YOUR hearse?…YEARSE!

Harold & Maude (1971)

Tuesday, July 26th 9pm

Otto’s Shrunken Head

538 E. 14th street (A & B)

They met at the funeral of a perfect stranger. From then on, things got perfectly stranger and stranger.

This film has meant more to me over the ears than most any other. We are all a little Harold and a little Maude (more than a little from time to time). I love the simplicity and sweetness of the film, and Cat Stevens’ Tea for the Tillerman matches the pace and sentiment perfectly.

I’m pleased to say it has finally found it’s rightful home at Cine Meccanica for the stolen cars, motorcycles, and trucks; Maude’s railroad car home, and Harold’s hearse and chopped Jag XK E. This one’s for Alex, ’cause it’s never gonna be ok, and that’s ok. Enjoy!

I suppose you think that’s very funny Harold…

Death obsessed teenager, Harold (Bud Cort) spends his time, staging suicides for his mother’s ‘benefit’, attending funerals, and driving his 1959 Cadillac Supreme 3-Way Model Funeral Coach, while being generally morose…until he meets 79 year old, anarchist artist, Maude (Ruth Gordon) at a funeral.

Maude: YOUR hearse?
Harold:
YEARSE!

After she steals his hearse, they become quick friends. She frequents funerals as well, but with a heavy past behind her and death hot on her heels, she goes to celebrate the happiness and impermanence of life. She quickly draws him out of his shell stealing cars, liberating trees and singing and dancing in her railroad car home.

They screen out the fat and the ugly, so they obviously have high standards

Meddling mother (Vivian Pickles) becomes set on marrying Harold off and arranges a series of dates through a computer dating service. While Harold sabotages those with theatrical, gruesome high-jinx, she is completely unaware that her son is falling in love for the first time, with Maude,

She took my head… She took my head! I’LL KILL HER!

When the blind dates and therapy fail, mother takes away his ’59 Hearse and replaces it with a 1971 Jaguar XK E, which Harold promptly chops and welds on the hearse top onto instead…

…and with that, mother settles on a last resort, the military, and sends him off to see Uncle Victor (Charles Tyner) Harold & Maude construct a plot to sabotage the involuntary draft, and successfully convince Uncle that Harold is not fit to serve.
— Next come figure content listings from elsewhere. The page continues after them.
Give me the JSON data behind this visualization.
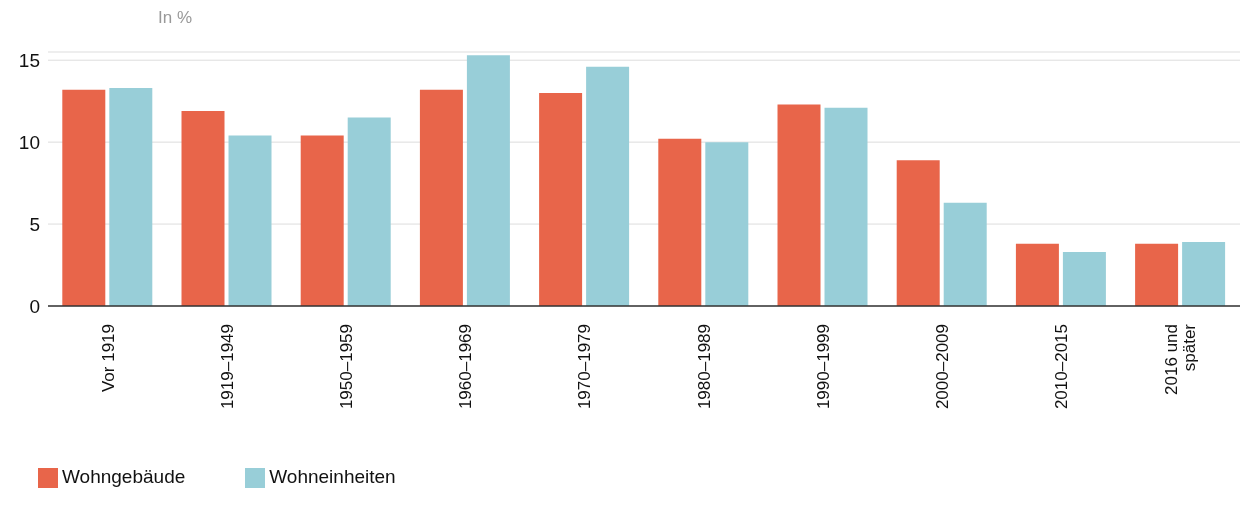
{
  "chart_data": {
    "type": "bar",
    "ylabel": "In %",
    "categories": [
      "Vor 1919",
      "1919–1949",
      "1950–1959",
      "1960–1969",
      "1970–1979",
      "1980–1989",
      "1990–1999",
      "2000–2009",
      "2010–2015",
      "2016 und später"
    ],
    "series": [
      {
        "name": "Wohngebäude",
        "color": "#e8654a",
        "values": [
          13.2,
          11.9,
          10.4,
          13.2,
          13.0,
          10.2,
          12.3,
          8.9,
          3.8,
          3.8
        ]
      },
      {
        "name": "Wohneinheiten",
        "color": "#98ced8",
        "values": [
          13.3,
          10.4,
          11.5,
          15.3,
          14.6,
          10.0,
          12.1,
          6.3,
          3.3,
          3.9
        ]
      }
    ],
    "ylim": [
      0,
      15.5
    ],
    "yticks": [
      0,
      5,
      10,
      15
    ],
    "grid": "y",
    "legend": "bottom left"
  }
}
Harold: I like you, Maude.
Maude:
I like you, Harold.

Harold, head over heels in love by now, gives Maude a ring…which she promptly throws In the river so she’ll always know where it is, and tells his mother of his intent to marry. She, Uncle Victor, the therapist and the priest are not pleased.

Harold, everyone has a right to make an ass out of themselves. You can’t let the world judge you too much.

Filling her rail car with paper sunflowers, and champagne (it’s ok, it’s organic) for her 80th birthday, he tells her that he has one final surprise (the proposal)…to which she replies that she has a surprise as well…She has taken the tablets an hour ago and will be gone by midnight. He rushes her to the hospital, but it’s too late.

Oh Harold. That’s wonderful. Go and love some more.

The scenes switches back and forth between a distraught Harold in the ER, and the jag’hearse tearing down the highway towards the ocean, and then straight off a cliff, where it is smashed to bits on the rocks below. After a long pause, Cat Stevens’ ‘Trouble’ merges into If you want to sing out, sing out. The camera pulls back, and a happy Harold, not dead in a firey suicide as expected, instead dances slowly away, playing his banjo. A gift from Maude.

Dear me. Everybody aught to be able to make some music…that’s the cosmic dance.

– Corinna

A lot of people enjoy being dead. But they are not dead, really.

They’re just backing away from life. Reach out. Take a chance.

Get hurt even.But play as well as you can. Go team, go!

Give me an L. Give me an I. Give me a V. Give me an E. L-I-V-E. LIVE!

Otherwise, you got nothing to talk about in the locker room.